多数村民还是怀疑,想想又后退:“不,不可能。你让我…我们怎么相信?”
“相信?相信我有坏处吗?反正我们只想了解遗忘之地,又浪费不了你们多少精力。想想吧,倘若我的话没错,你们可以获得我的好感,最先离开这冰冷的鬼地方…如果你们倒霉,而我也只是撒谎,你们又能有什么损失?反正我们也会留在此处陪你们好好活到老,慢慢明白此地的秘辛啊。”
吹声口哨的小林看看怀表,见时间够长,便慢慢等待:“还剩四个钟头我们就会返回大地啦。

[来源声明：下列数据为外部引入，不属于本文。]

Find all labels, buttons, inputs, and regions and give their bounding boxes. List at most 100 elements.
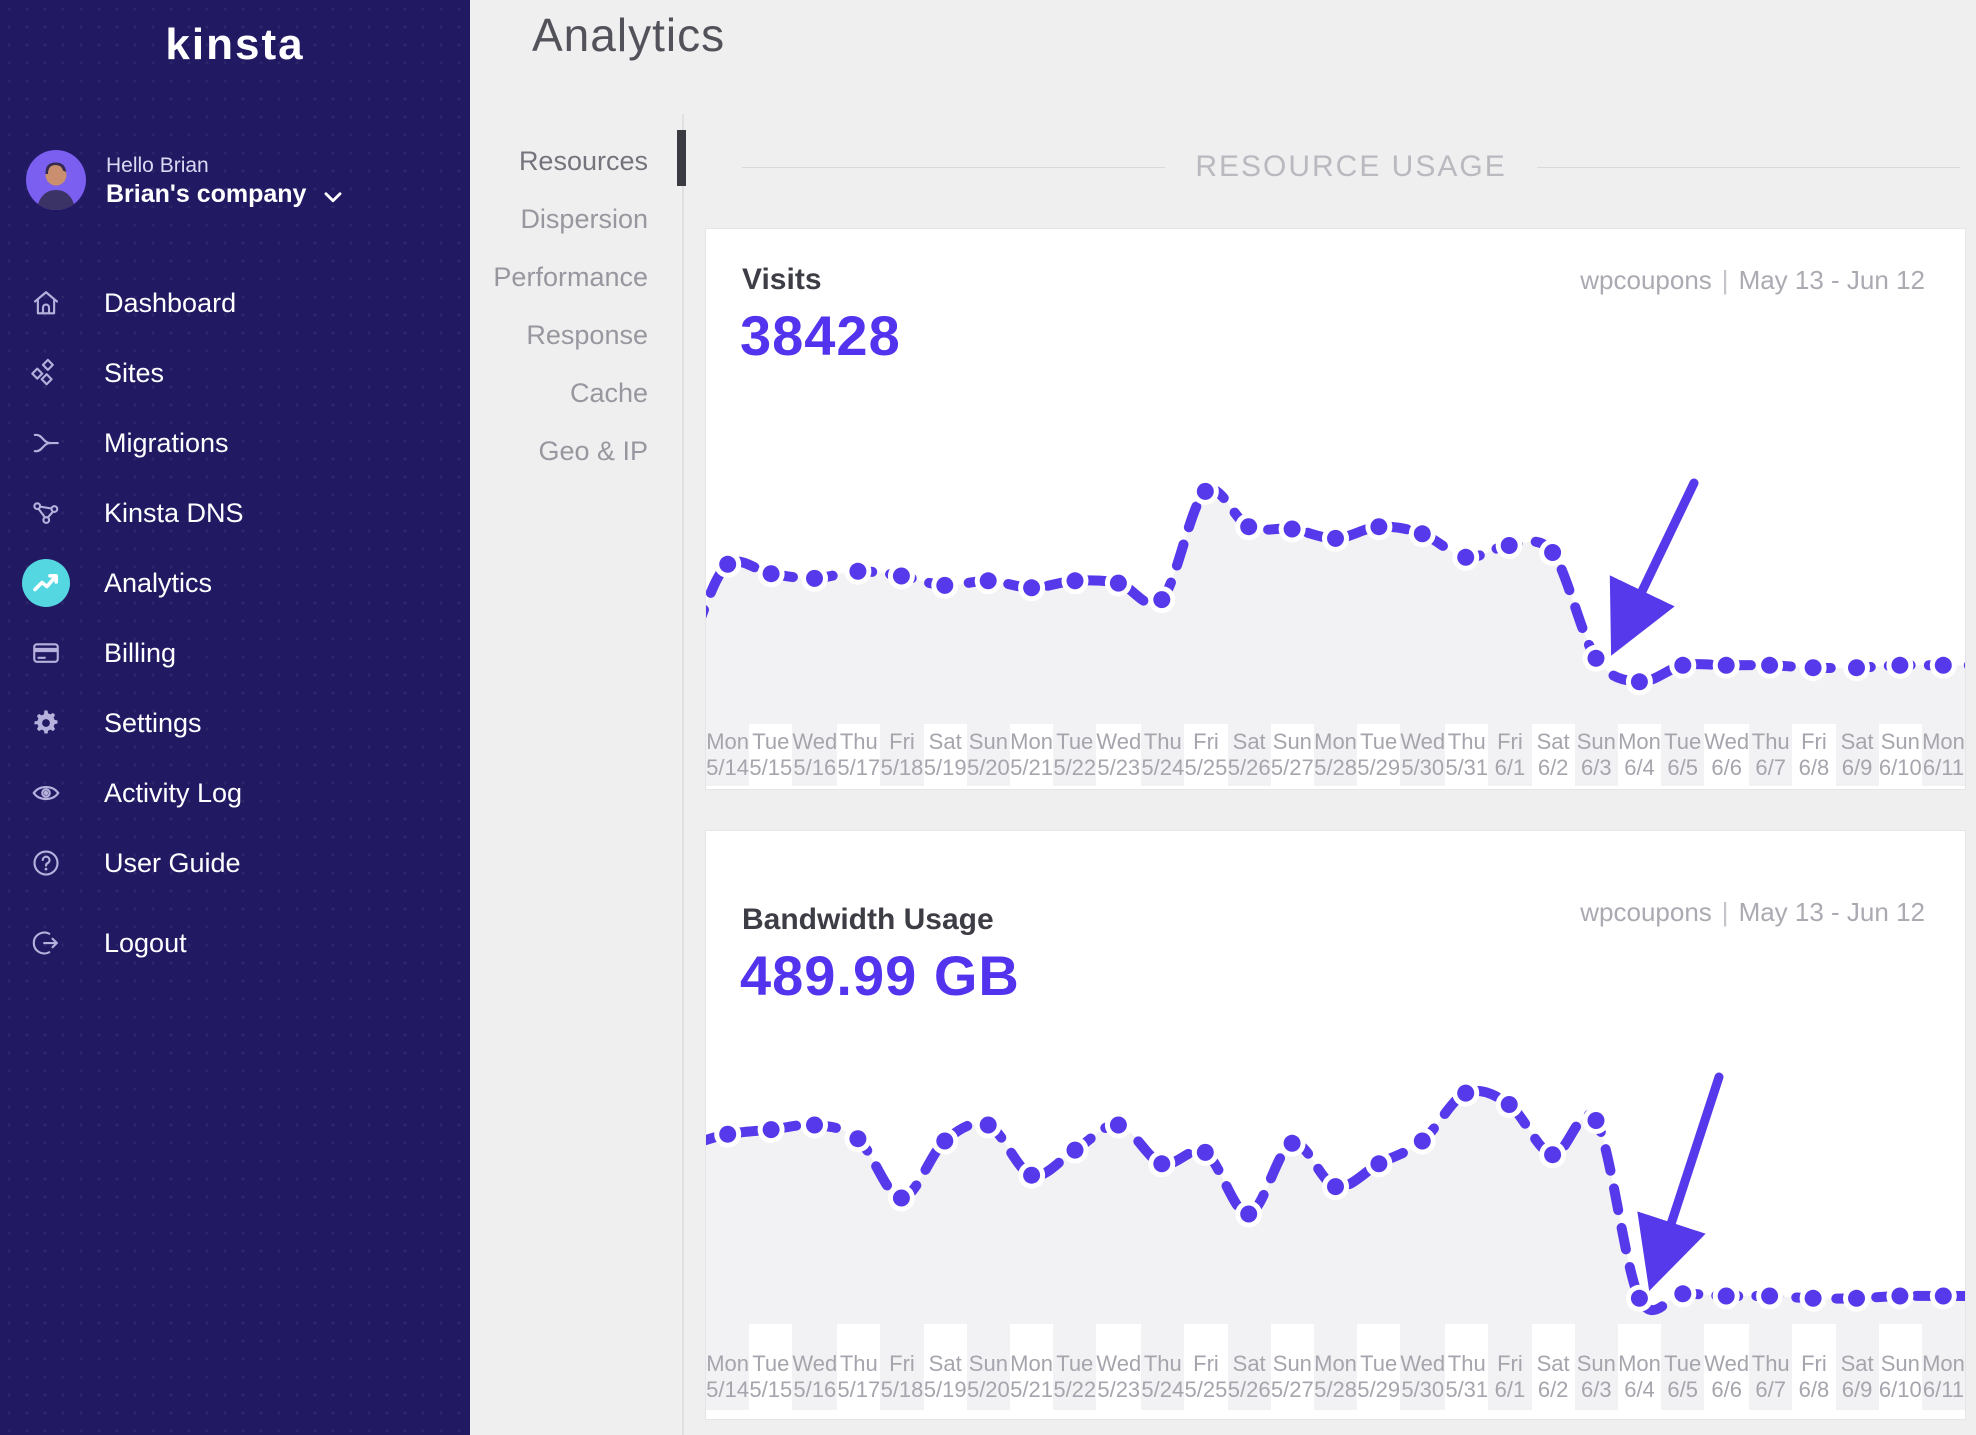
- x-tick-day: Tue: [1056, 1351, 1094, 1376]
- x-tick-date: 6/10: [1878, 755, 1922, 780]
- x-tick-5-29: Tue 5/29: [1357, 1324, 1401, 1410]
- x-tick-5-26: Sat 5/26: [1228, 1324, 1271, 1410]
- x-tick-day: Mon: [1010, 729, 1053, 754]
- x-tick-day: Fri: [1497, 1351, 1523, 1376]
- sidebar-item-analytics[interactable]: Analytics: [0, 548, 470, 618]
- section-rule-right: [1536, 166, 1961, 168]
- analytics-subnav: Resources Dispersion Performance Response Ca…: [470, 136, 648, 484]
- x-tick-6-11: Mon 6/11: [1922, 1324, 1965, 1410]
- activity-log-icon: [22, 769, 70, 817]
- subnav-item-cache[interactable]: Cache: [470, 368, 648, 426]
- active-tab-indicator: [677, 130, 686, 186]
- x-tick-6-3: Sun 6/3: [1575, 724, 1618, 786]
- sidebar-item-activity-log[interactable]: Activity Log: [0, 758, 470, 828]
- kinsta-logo: kinsta: [165, 20, 305, 69]
- x-tick-day: Mon: [1618, 729, 1661, 754]
- analytics-icon: [22, 559, 70, 607]
- x-tick-date: 6/7: [1755, 1377, 1787, 1402]
- x-tick-day: Sun: [1880, 1351, 1920, 1376]
- x-tick-5-31: Thu 5/31: [1445, 1324, 1489, 1410]
- x-tick-date: 5/31: [1445, 755, 1489, 780]
- x-tick-date: 5/28: [1314, 755, 1357, 780]
- x-tick-date: 6/2: [1537, 755, 1569, 780]
- x-tick-date: 5/15: [749, 755, 793, 780]
- x-tick-day: Sun: [1576, 729, 1616, 754]
- x-tick-date: 5/19: [923, 1377, 967, 1402]
- x-tick-date: 5/18: [880, 1377, 924, 1402]
- date-range: May 13 - Jun 12: [1738, 265, 1925, 295]
- sidebar-item-dashboard[interactable]: Dashboard: [0, 268, 470, 338]
- x-tick-date: 5/20: [966, 1377, 1010, 1402]
- x-tick-6-4: Mon 6/4: [1617, 1324, 1662, 1410]
- x-tick-date: 5/29: [1357, 1377, 1401, 1402]
- sidebar-item-settings[interactable]: Settings: [0, 688, 470, 758]
- bandwidth-total-value: 489.99 GB: [740, 944, 1020, 1007]
- x-tick-day: Mon: [1618, 1351, 1661, 1376]
- x-tick-5-24: Thu 5/24: [1141, 1324, 1184, 1410]
- x-tick-date: 5/29: [1357, 755, 1401, 780]
- bandwidth-line-chart: [706, 1069, 1965, 1324]
- subnav-item-response[interactable]: Response: [470, 310, 648, 368]
- x-tick-6-4: Mon 6/4: [1617, 724, 1662, 786]
- x-tick-5-19: Sat 5/19: [923, 724, 967, 786]
- x-tick-date: 5/26: [1227, 1377, 1271, 1402]
- x-tick-date: 5/25: [1184, 1377, 1228, 1402]
- x-tick-5-19: Sat 5/19: [923, 1324, 967, 1410]
- home-icon: [22, 279, 70, 327]
- x-tick-day: Mon: [1922, 1351, 1965, 1376]
- x-tick-date: 5/18: [880, 755, 924, 780]
- x-tick-day: Sat: [1536, 729, 1570, 754]
- migrations-icon: [22, 419, 70, 467]
- x-tick-date: 5/19: [923, 755, 967, 780]
- x-tick-day: Sat: [928, 1351, 962, 1376]
- x-tick-day: Mon: [1010, 1351, 1053, 1376]
- sidebar-item-sites[interactable]: Sites: [0, 338, 470, 408]
- dns-icon: [22, 489, 70, 537]
- x-tick-5-29: Tue 5/29: [1357, 724, 1401, 786]
- x-tick-5-14: Mon 5/14: [706, 1324, 749, 1410]
- section-title: RESOURCE USAGE: [1195, 150, 1507, 183]
- sidebar-item-migrations[interactable]: Migrations: [0, 408, 470, 478]
- chevron-down-icon[interactable]: [320, 184, 346, 210]
- x-tick-date: 5/25: [1184, 755, 1228, 780]
- x-tick-date: 5/30: [1401, 1377, 1445, 1402]
- x-tick-day: Thu: [1143, 729, 1182, 754]
- x-tick-5-15: Tue 5/15: [749, 1324, 793, 1410]
- sidebar-item-user-guide[interactable]: User Guide: [0, 828, 470, 898]
- subnav-item-performance[interactable]: Performance: [470, 252, 648, 310]
- sidebar-item-billing[interactable]: Billing: [0, 618, 470, 688]
- x-tick-date: 6/5: [1667, 755, 1698, 780]
- sidebar-item-logout[interactable]: Logout: [0, 908, 470, 978]
- sidebar-item-label: Sites: [104, 357, 165, 388]
- x-tick-6-9: Sat 6/9: [1836, 1324, 1879, 1410]
- visits-total-value: 38428: [740, 304, 901, 367]
- x-tick-5-20: Sun 5/20: [967, 1324, 1010, 1410]
- sidebar-item-label: Kinsta DNS: [104, 497, 244, 528]
- x-tick-date: 6/1: [1494, 1377, 1526, 1402]
- meta-separator: |: [1721, 265, 1729, 295]
- x-tick-5-17: Thu 5/17: [837, 1324, 881, 1410]
- user-guide-icon: [22, 839, 70, 887]
- section-rule-left: [742, 166, 1166, 168]
- x-tick-day: Fri: [889, 1351, 915, 1376]
- sidebar-item-label: User Guide: [104, 847, 241, 878]
- x-tick-5-21: Mon 5/21: [1009, 1324, 1054, 1410]
- main-content: Analytics Resources Dispersion Performance…: [470, 0, 1976, 1435]
- x-tick-date: 6/11: [1922, 755, 1965, 780]
- x-tick-5-18: Fri 5/18: [880, 724, 924, 786]
- x-tick-date: 5/21: [1010, 755, 1053, 780]
- x-tick-5-27: Sun 5/27: [1270, 1324, 1314, 1410]
- x-tick-5-16: Wed 5/16: [792, 724, 837, 786]
- x-tick-day: Sun: [1576, 1351, 1616, 1376]
- x-tick-5-26: Sat 5/26: [1228, 724, 1271, 786]
- sidebar-item-kinsta-dns[interactable]: Kinsta DNS: [0, 478, 470, 548]
- x-tick-date: 6/2: [1537, 1377, 1569, 1402]
- x-tick-date: 6/5: [1667, 1377, 1698, 1402]
- user-block: Hello Brian Brian's company: [26, 150, 446, 216]
- subnav-item-dispersion[interactable]: Dispersion: [470, 194, 648, 252]
- x-tick-date: 5/17: [837, 1377, 881, 1402]
- subnav-item-resources[interactable]: Resources: [470, 136, 648, 194]
- x-tick-date: 6/9: [1841, 1377, 1873, 1402]
- subnav-item-geo-ip[interactable]: Geo & IP: [470, 426, 648, 484]
- company-selector[interactable]: Brian's company: [106, 180, 306, 209]
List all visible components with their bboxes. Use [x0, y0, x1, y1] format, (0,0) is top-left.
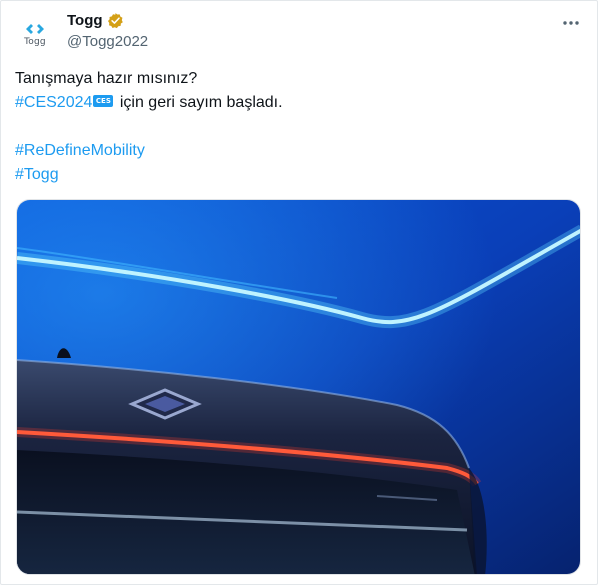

选择的权力可在你们手里,别太犹豫啊,好好把握你们的机会吧,哎,怎么说来着?愿帝皇的光辉把你们眷顾…哈哈。”
村民们窃窃私语,说的话很杂。小林懒得听,随便老人转译也不看。等啰嗦结束,他们沉默着让出条路,好方便一个皮肤泛黑的人走到小林面前。小林看这人与领路者不大相同,明显有人类的身型外貌,只是体表也生有不少六边形的黑鳞,暗自笑了句:“妈的,这血也能混?玩得可真开。”
来者吐出算是标准的特罗伦语:“年轻的梁人,你问吧,不论你问什么,我都会如实回答…当然,遗忘之地的漫长历史我不可能全部清楚。如果你非要了解,我会告诉你去哪里找寻通晓答案的人。当然,前提是你信守承诺。”
“好,成交。”满意轻呼的小林乐得鼓掌,“叫我年轻人?你今年多少岁?你懂现今的特罗伦语,总不可能太老迈吧?”